Shigure monogatari ("L'ondée")

Entre 1600 et 1650
Encre, Papier
Manuscrit
Legs : Cernuschi, Henri

M.C. 4740

Literature and illustration are closely linked in Japan (see “Littérature et image au Japon”, Jacqueline Pigeot, in Le Grand Atlas des littératures, Encyclopedia Universalis, 1990). The growth of narrative prose, from the 10th century, owed much to the accompanying pictures. Novels or monogatari were read aloud before an audience that could follow the episodes through the illustrations. From the late 12th century until the 16th century, painted scrolls were very popular. They were replaced by bound books in the late Muromachi period (15th-16th century). These precious, illuminated manuscripts, which were fashionable until the second half of the 18th century, are known as Nara-e hon or “Nara picture books”. They were decorated with paintings in the Yamato-e style (“in the manner of Japan”).

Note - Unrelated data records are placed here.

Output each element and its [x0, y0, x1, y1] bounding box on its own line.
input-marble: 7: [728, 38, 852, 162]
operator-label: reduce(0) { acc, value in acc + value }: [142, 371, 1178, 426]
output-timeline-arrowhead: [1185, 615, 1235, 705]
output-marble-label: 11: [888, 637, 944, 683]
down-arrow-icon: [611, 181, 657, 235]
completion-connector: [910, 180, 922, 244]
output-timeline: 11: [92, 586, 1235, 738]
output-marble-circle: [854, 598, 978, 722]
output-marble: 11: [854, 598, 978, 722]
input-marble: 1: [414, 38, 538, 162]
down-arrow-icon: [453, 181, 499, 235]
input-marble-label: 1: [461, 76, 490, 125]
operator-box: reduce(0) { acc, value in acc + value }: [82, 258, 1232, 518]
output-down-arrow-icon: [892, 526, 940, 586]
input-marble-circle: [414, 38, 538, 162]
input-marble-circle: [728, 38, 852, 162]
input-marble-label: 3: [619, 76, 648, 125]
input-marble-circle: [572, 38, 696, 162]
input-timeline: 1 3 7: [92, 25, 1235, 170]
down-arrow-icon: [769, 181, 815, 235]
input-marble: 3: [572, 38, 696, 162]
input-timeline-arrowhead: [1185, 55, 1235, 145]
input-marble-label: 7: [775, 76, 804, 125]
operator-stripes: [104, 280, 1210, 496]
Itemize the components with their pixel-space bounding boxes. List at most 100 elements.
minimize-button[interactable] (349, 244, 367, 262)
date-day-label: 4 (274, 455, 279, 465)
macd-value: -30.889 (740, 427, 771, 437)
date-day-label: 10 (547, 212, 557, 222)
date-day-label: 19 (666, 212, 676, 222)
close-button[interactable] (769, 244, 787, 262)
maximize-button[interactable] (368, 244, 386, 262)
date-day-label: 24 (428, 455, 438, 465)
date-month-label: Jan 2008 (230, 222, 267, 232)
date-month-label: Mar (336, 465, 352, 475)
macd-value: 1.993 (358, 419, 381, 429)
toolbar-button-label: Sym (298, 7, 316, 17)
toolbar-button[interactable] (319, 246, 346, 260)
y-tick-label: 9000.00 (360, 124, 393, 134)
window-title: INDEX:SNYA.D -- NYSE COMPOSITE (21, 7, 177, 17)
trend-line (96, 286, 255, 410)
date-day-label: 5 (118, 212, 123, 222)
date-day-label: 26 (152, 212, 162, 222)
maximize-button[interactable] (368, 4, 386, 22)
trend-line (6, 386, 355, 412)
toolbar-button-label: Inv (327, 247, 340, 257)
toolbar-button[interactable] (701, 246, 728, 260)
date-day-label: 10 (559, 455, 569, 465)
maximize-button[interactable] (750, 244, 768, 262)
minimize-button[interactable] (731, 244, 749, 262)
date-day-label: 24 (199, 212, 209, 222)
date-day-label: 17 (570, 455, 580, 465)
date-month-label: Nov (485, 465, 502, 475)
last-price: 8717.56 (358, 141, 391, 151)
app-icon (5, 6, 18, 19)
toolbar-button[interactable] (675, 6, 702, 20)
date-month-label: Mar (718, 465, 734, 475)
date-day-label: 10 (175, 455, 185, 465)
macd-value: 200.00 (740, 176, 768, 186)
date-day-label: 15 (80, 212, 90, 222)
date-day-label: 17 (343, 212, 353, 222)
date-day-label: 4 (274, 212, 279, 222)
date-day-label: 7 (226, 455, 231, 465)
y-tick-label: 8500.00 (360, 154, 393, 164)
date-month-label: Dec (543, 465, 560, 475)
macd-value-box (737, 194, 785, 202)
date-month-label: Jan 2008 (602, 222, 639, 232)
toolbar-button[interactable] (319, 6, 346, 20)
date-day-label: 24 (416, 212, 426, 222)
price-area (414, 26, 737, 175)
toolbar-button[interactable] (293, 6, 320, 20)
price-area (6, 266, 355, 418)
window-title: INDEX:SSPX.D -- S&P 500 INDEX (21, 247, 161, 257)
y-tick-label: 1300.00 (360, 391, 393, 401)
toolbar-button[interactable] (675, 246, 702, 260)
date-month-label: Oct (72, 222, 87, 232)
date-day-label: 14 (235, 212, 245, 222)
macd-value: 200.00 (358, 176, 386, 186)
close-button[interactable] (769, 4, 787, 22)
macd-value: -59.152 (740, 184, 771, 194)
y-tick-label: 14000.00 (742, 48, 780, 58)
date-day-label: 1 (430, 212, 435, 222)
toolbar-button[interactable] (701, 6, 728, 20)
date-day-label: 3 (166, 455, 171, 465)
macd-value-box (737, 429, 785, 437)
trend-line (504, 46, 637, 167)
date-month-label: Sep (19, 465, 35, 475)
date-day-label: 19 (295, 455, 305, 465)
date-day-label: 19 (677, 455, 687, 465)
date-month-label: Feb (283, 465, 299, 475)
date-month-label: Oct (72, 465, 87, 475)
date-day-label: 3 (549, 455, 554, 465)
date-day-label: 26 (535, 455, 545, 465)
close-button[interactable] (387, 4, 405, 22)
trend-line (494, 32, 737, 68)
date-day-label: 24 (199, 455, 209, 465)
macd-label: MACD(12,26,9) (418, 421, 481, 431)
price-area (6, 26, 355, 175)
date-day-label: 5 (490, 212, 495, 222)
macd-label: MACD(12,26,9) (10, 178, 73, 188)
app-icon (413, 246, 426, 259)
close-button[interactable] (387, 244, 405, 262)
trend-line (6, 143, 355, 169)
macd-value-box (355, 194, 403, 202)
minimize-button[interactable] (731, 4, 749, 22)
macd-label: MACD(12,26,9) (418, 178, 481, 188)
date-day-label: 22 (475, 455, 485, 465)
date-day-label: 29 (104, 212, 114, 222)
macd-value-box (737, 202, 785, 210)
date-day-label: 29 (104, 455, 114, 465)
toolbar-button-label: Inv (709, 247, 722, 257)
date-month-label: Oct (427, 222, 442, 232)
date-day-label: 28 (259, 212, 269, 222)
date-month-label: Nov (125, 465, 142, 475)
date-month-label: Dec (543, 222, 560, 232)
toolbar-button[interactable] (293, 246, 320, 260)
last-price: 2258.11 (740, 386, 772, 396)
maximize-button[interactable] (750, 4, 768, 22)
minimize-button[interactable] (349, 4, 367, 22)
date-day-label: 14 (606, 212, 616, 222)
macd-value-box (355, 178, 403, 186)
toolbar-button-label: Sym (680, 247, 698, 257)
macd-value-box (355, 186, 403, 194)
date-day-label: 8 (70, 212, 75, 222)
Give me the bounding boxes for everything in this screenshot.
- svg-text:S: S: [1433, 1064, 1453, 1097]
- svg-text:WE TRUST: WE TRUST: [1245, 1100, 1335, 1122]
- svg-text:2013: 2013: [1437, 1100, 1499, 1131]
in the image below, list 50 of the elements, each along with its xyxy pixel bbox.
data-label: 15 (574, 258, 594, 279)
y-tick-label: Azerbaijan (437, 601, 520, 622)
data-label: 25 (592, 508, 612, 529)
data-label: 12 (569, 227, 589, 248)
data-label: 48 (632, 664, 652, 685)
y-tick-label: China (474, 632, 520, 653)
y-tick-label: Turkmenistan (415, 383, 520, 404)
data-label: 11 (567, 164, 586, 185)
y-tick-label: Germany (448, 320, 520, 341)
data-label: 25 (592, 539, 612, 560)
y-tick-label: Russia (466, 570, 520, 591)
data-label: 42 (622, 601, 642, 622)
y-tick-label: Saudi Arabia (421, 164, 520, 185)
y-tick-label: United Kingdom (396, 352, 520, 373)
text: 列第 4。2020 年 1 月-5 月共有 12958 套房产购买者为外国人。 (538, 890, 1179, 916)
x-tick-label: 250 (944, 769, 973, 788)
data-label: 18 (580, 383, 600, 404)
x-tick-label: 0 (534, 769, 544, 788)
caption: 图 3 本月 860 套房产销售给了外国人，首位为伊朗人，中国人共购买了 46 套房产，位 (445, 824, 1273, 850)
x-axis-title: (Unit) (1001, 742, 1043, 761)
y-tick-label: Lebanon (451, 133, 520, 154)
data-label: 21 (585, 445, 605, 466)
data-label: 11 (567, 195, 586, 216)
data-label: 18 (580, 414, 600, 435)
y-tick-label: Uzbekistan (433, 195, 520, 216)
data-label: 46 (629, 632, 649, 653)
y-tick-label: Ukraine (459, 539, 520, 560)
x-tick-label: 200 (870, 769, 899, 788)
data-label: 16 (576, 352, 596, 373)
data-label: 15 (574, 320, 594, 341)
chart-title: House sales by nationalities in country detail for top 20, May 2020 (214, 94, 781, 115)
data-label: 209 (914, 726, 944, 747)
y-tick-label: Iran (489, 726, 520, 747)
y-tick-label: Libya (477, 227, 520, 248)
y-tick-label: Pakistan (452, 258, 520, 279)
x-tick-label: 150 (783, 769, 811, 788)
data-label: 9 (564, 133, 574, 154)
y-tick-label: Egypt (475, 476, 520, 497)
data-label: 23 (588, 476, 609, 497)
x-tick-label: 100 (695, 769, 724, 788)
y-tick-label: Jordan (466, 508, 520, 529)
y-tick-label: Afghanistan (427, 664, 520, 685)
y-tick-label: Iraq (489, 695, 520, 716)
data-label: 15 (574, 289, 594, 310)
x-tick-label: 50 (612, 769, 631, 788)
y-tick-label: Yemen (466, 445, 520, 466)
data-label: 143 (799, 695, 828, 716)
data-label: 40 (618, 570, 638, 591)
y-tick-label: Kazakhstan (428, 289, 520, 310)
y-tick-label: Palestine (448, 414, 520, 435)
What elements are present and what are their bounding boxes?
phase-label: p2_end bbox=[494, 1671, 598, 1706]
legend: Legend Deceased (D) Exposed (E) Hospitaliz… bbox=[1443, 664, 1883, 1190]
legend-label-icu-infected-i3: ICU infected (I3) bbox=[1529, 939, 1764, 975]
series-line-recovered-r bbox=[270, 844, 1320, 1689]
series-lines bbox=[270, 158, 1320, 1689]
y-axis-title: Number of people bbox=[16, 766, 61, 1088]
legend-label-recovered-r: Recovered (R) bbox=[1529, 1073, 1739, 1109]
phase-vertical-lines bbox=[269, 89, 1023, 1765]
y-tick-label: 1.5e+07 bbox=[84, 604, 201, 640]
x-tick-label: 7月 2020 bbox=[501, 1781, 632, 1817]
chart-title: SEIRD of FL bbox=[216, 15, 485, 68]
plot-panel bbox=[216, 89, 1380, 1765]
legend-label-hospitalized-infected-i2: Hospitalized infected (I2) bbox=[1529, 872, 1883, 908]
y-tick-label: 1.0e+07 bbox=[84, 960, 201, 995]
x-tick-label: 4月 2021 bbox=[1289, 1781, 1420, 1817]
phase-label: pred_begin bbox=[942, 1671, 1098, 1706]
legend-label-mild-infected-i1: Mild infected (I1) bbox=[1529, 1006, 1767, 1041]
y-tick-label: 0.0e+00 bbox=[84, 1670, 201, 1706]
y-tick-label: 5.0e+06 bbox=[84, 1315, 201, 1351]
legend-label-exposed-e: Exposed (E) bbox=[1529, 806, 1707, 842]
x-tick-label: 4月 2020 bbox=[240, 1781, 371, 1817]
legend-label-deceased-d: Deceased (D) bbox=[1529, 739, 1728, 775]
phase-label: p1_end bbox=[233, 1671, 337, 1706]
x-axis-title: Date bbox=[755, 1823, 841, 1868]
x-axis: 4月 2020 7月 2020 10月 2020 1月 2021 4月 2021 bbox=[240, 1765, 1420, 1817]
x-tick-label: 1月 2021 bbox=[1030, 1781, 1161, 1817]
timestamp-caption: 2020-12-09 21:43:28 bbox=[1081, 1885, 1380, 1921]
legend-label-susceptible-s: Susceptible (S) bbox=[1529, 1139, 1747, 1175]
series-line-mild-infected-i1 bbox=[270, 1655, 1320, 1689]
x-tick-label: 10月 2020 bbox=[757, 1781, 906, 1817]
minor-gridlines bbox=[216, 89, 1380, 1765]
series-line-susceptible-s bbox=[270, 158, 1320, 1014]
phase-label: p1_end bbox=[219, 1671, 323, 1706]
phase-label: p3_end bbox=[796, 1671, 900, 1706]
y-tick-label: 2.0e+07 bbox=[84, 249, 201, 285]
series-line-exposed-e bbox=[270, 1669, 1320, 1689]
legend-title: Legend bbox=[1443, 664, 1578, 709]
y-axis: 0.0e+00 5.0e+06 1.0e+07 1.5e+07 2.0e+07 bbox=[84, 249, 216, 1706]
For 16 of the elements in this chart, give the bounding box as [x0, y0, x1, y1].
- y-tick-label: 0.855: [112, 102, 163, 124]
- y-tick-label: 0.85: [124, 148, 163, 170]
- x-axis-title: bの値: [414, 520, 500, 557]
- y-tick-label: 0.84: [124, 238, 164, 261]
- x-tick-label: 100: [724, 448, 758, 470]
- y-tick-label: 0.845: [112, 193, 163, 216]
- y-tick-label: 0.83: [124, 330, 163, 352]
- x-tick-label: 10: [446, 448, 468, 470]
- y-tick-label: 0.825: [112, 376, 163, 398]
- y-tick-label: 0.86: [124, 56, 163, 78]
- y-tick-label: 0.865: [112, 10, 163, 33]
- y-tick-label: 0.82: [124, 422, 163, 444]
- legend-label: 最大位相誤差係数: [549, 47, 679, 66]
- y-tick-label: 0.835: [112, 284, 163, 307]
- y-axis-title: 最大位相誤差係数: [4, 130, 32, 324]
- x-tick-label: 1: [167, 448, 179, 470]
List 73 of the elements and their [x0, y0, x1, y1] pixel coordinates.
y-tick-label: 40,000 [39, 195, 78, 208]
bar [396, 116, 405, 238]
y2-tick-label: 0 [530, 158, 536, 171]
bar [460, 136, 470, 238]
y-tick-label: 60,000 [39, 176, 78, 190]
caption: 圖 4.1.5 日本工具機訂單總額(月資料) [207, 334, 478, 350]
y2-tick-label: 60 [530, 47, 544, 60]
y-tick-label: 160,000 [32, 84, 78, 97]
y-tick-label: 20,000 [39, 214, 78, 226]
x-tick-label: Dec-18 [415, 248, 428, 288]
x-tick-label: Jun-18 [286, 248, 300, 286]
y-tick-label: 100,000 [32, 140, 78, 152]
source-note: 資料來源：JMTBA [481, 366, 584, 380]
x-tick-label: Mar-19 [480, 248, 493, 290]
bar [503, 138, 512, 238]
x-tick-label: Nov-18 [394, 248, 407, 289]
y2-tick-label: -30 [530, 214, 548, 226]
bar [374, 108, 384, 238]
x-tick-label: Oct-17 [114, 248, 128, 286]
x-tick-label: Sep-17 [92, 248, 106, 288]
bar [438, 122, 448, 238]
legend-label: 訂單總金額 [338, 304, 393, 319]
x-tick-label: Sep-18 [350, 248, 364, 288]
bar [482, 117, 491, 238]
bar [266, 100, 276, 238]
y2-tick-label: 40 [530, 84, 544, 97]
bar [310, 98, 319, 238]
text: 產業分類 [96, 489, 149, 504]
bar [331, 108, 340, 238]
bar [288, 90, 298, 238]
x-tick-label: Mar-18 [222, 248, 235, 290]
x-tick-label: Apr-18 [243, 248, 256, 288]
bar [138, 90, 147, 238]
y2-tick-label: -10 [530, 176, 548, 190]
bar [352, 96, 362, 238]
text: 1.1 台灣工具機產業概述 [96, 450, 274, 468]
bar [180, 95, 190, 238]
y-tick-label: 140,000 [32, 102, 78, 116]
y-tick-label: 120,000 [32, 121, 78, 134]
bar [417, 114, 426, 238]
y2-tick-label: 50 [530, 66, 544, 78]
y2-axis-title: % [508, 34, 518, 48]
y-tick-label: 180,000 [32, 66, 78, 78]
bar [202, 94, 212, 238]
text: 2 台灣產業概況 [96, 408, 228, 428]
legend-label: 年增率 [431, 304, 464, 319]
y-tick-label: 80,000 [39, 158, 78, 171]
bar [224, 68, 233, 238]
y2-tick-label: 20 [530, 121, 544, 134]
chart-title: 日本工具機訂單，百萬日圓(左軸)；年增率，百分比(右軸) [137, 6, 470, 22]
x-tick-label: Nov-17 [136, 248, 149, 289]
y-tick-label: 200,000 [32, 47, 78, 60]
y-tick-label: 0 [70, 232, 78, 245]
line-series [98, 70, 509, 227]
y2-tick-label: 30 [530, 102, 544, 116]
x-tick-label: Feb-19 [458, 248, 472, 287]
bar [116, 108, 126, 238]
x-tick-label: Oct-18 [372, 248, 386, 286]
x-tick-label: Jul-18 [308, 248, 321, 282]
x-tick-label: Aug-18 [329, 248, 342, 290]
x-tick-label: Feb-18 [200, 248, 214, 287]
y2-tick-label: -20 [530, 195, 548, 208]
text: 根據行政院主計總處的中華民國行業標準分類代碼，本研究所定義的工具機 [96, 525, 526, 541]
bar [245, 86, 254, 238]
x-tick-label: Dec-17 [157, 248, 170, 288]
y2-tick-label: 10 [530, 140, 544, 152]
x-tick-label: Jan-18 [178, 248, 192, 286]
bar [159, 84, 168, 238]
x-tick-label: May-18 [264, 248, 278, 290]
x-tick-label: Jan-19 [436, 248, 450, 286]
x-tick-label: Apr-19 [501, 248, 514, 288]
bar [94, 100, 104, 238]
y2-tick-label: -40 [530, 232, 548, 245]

This highly decorative style, different to Chinese painting, emerged in the Heian period. The texts were generally works from medieval times, such as Genji monogatari (The Tale of Genji), or in the taste of times past. Texts and illustrations were intermingled, either placed side by side, as here, or arranged in amongst each other the same page. In the 17th century, booklets with separate text and images began to spread and became very popular for a time. From 1730, printed books replaced illustrated manuscripts for good.
The Shigure Monogatari, originally known as the Amayadori, dates from the late 16th century and relates the impossible love between two young people after a meeting at the temple of Kiyomizu, in Kyōto, during a rain shower. The first printed edition of the work dates from 1661, under the title Shigure no en.
The text of the manuscript belonging to the Cernuschi Museum was only partially copied; it was written in calligraphy on paper decorated with stencilled motifs and colours, and illustrated with 12 illuminations, two of which, the first and the last, cover a double page. This large-format book, lavishly decorated and gilded, was a luxury edition, as opposed to the smaller, more roughly executed rectangular copies, which are more commonly found.
Once attributed to the Genroku period (1688-1704), this Nara-e hon probably dates from the first half of the 17th century, given the quality of the paper and the book’s original format, which would become standardised in the 18th century.

Reference(s) : Trésors des musées de la Ville de Paris, Paris, Hôtel de Ville, 1980, no. 64. Michel Maucuer, Henri Cernuschi 1821-1896, voyageur et collectionneur, Paris, Paris Musées, 1998, no. 121, p. 136.